Location is a major factor in how full a bus is likely to be. Some routes are busier than others; fewer people tend to ride the route from Winnipeg to Saskatoon, for example, than from Saskatchewan’s capital to Edmonton. Other routes may be consistently empty or full, but frequent travellers will soon know the best time to plan their trips.

The time of day also affects the fullness of buses. Afternoon buses are often fairly empty, but a surprising number of people opt for the midnight bus. Routes between major centres are naturally busier than rural routes, but all become busier close to holidays, and weekdays are often better times to travel than weekends.
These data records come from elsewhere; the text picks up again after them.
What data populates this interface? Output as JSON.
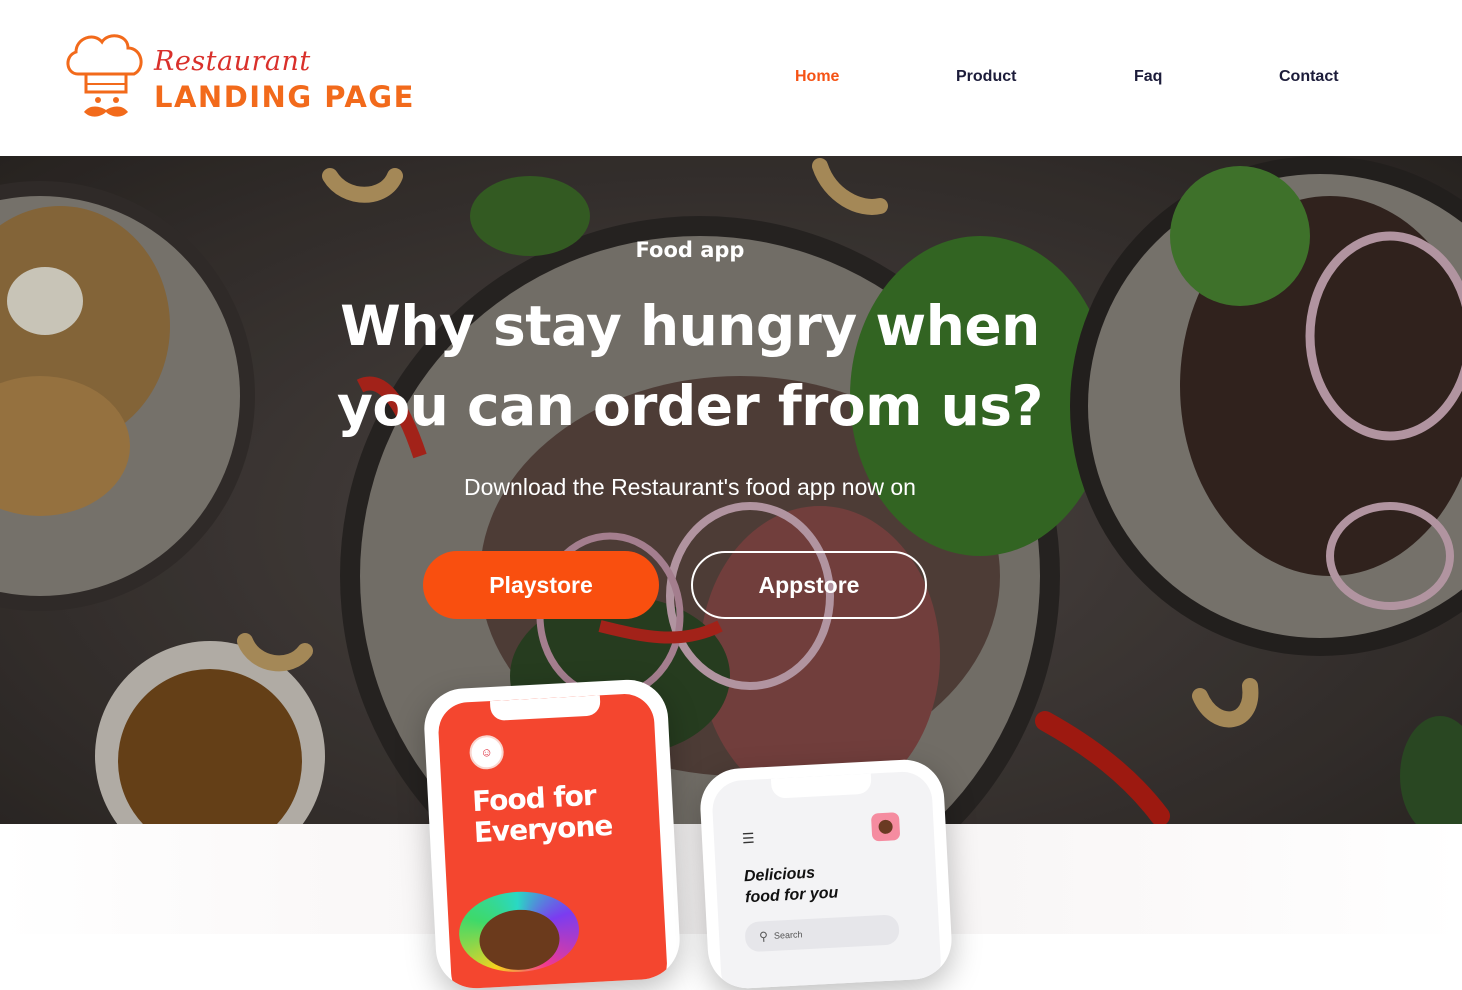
{
  "brand": {
    "script": "Restaurant",
    "main": "LANDING PAGE",
    "colors": {
      "script": "#d9302b",
      "main": "#f26a1b",
      "icon": "#f26a1b"
    }
  },
  "nav": {
    "items": [
      {
        "label": "Home",
        "active": true
      },
      {
        "label": "Product",
        "active": false
      },
      {
        "label": "Faq",
        "active": false
      },
      {
        "label": "Contact",
        "active": false
      }
    ],
    "active_color": "#f55315",
    "color": "#1c1c3a"
  },
  "hero": {
    "eyebrow": "Food app",
    "headline_line1": "Why stay hungry when",
    "headline_line2": "you can order from us?",
    "subtitle": "Download the Restaurant's food app now on",
    "primary_button": "Playstore",
    "secondary_button": "Appstore",
    "primary_color": "#f94f0f"
  },
  "phones": {
    "left": {
      "title_line1": "Food for",
      "title_line2": "Everyone",
      "screen_color": "#f4462f",
      "avatar_icon": "chef-avatar-icon"
    },
    "right": {
      "menu_icon": "hamburger-menu-icon",
      "title_line1": "Delicious",
      "title_line2": "food for you",
      "search_placeholder": "Search",
      "search_icon": "search-icon"
    }
  }
}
Personal preference is the main criterion for determining the best time to travel, but keeping ticket restrictions and each route’s level of busyness in mind can help travellers decide when to be on the road.

Choosing a bus ticket

Deciding where to go and how to get there is the first step in planning a trip, and the next important task is to buy a ticket. Although tickets are normally still available only minutes before a bus leaves, it is a good idea to take advantage of the benefits advance planning can give.

Most bus lines recognize the varied needs of the travellers in need of their services. Greyhound, for example, offers a variety of tickets, most of which allow a great deal of flexibility. For people who wish to travel around and see the country, the Discovery Pass is well suited to their needs. This ticket is the most flexible of all, allowing passengers to travel around the country with unlimited stopovers and transfers as long as the pass lasts. Most other tickets do not allow for stopovers other than scheduled stops and transfers, but because they are valid for a range of dates, they still allow passengers to choose their own timetable. Buying a ticket a week or two in advance can cut the price by up to half, and there are various discounts for students, seniors, and others. The compassionate discount will help those who must travel unexpectedly to be with their families. Other last-minute travellers need not worry, however; even full-price tickets are rarely more expensive than plane fare, and few buses are so full that they cannot accommodate one more person.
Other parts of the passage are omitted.